Facilitators trained in simulation know that mistakes occur sometimes due to a lack of knowledge, incorrect judgement or unrelated issues such as a poorly designed simulation. Facilitators thereby commit to not judge the participant in anything other than their performance during the simulation. While diagnostic conundrums are inevitable in many types of simulations the facilitator should not try to unnecessarily trick or mislead the participant in any way that is not directly contributing to helping the participant(s) improve. The facilitator must attempt to use the time of the participants wisely and responsibly.

The role of the participant shares responsibilities as a part of the agreement as well. Participants agree to a commitment to become better healthcare providers through continuous learning and improvement. This is inherent in a professional, but there are some likely good reasonsshutterstock_147464348 to remind participants of this important premise.
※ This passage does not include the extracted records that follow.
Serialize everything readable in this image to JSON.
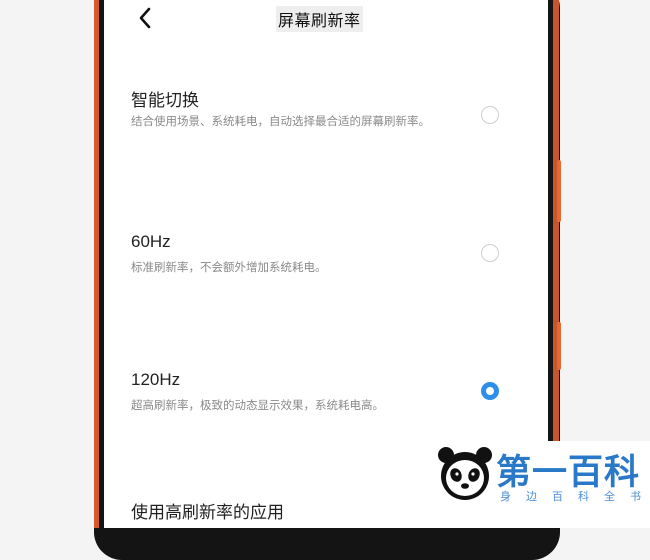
{
  "header": {
    "title": "屏幕刷新率"
  },
  "options": [
    {
      "title": "智能切换",
      "description": "结合使用场景、系统耗电，自动选择最合适的屏幕刷新率。",
      "selected": false
    },
    {
      "title": "60Hz",
      "description": "标准刷新率，不会额外增加系统耗电。",
      "selected": false
    },
    {
      "title": "120Hz",
      "description": "超高刷新率，极致的动态显示效果，系统耗电高。",
      "selected": true
    }
  ],
  "footer": {
    "label": "使用高刷新率的应用"
  },
  "watermark": {
    "title": "第一百科",
    "subtitle": "身边百科全书"
  },
  "colors": {
    "accent": "#2f8fe8",
    "phone_edge": "#d85a2a",
    "watermark_blue": "#2a78c8"
  },
  "icons": {
    "back": "chevron-left-icon",
    "radio": "radio-button-icon",
    "footer": "chevron-right-icon",
    "logo": "panda-logo-icon"
  }
}
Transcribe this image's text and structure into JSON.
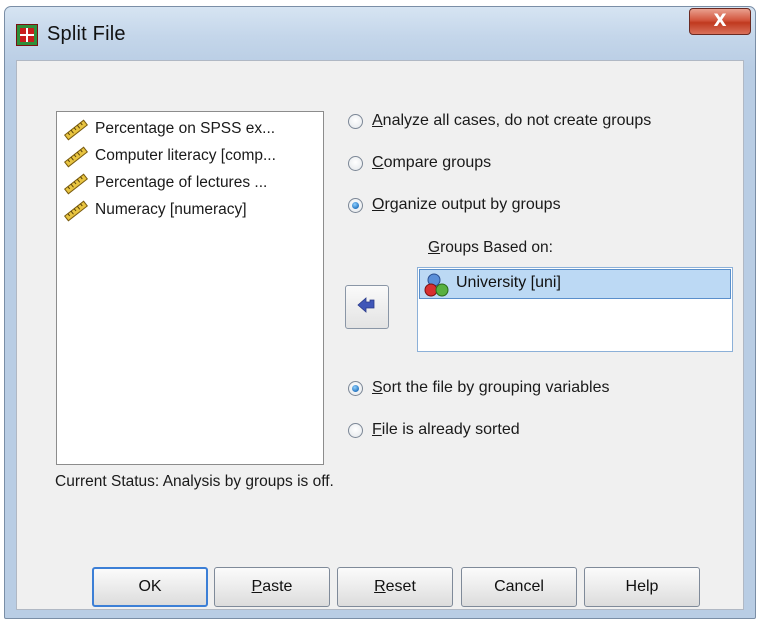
{
  "window": {
    "title": "Split File",
    "close_label": "X"
  },
  "variables": [
    "Percentage on SPSS ex...",
    "Computer literacy [comp...",
    "Percentage of lectures ...",
    "Numeracy [numeracy]"
  ],
  "options": {
    "analyze_all": {
      "mnemonic": "A",
      "rest": "nalyze all cases, do not create groups",
      "selected": false
    },
    "compare": {
      "mnemonic": "C",
      "rest": "ompare groups",
      "selected": false
    },
    "organize": {
      "mnemonic": "O",
      "rest": "rganize output by groups",
      "selected": true
    }
  },
  "groups": {
    "label_mnemonic": "G",
    "label_rest": "roups Based on:",
    "items": [
      "University [uni]"
    ]
  },
  "sort_options": {
    "sort": {
      "mnemonic": "S",
      "rest": "ort the file by grouping variables",
      "selected": true
    },
    "already": {
      "mnemonic": "F",
      "rest": "ile is already sorted",
      "selected": false
    }
  },
  "status": "Current Status: Analysis by groups is off.",
  "buttons": {
    "ok": "OK",
    "paste_mnemonic": "P",
    "paste_rest": "aste",
    "reset_mnemonic": "R",
    "reset_rest": "eset",
    "cancel": "Cancel",
    "help": "Help"
  },
  "colors": {
    "selection": "#bcd9f4",
    "accent": "#3c7fd6",
    "close": "#c0391f"
  }
}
Participants must agree to the use of their time to participate in the simulation. The participants are also agreeing to an understanding that they know the environment of the simulation is not real, and that there will be varying levels of realism employed to help them perform in the simulation. But to be clear they agree to this tenet predicated on the trust that that facilitators are having the participant experience simulations that are relevant to what they do, with an underlying commitment to help them get better. In simulations involving multiple participants, they must also agree to similarly not judge others on what occurs in the simulation, as well as keeping the personal details of what they experience in the simulation confidential.
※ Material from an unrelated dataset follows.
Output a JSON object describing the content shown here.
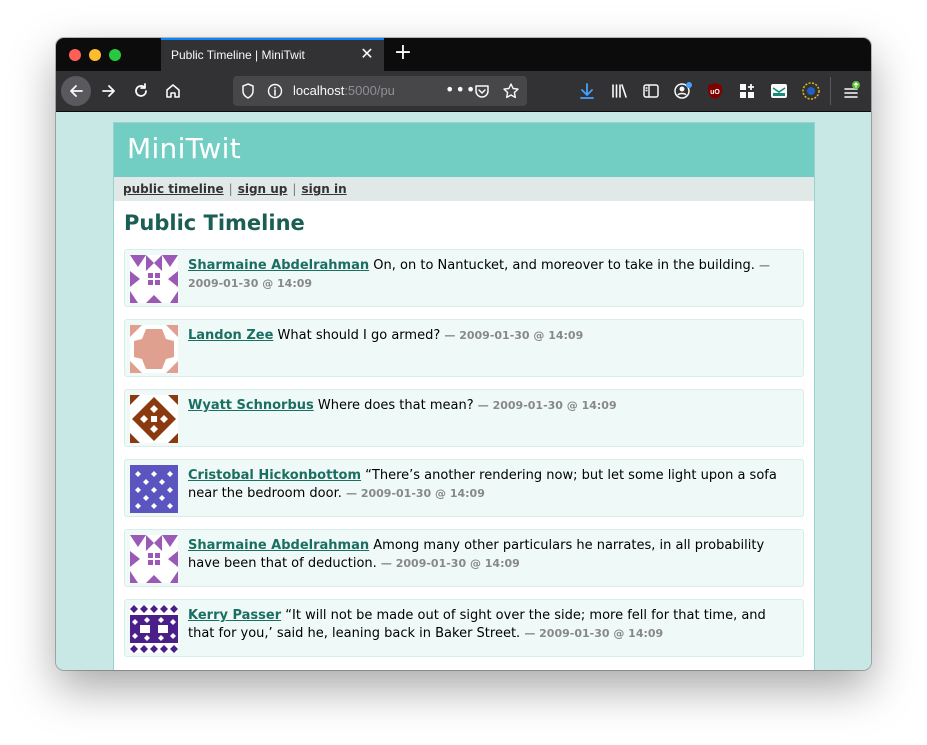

So in closing, successful simulation or other immersive learning environments require an agreement of sorts between those who create and execute the simulation based learning environments as well as those who participate in them. Each party brings a set of responsibilities to the table to help to ensure a rich learning environment with appropriate professional decorum and commitment to improvement. The agreements range from implicit to explicit, but when they exist and are adhered to will continue to allow the recognition of value that can arise from simulation to help improve the care ultimately delivered to our patients. After all, isn’t that our highest goal?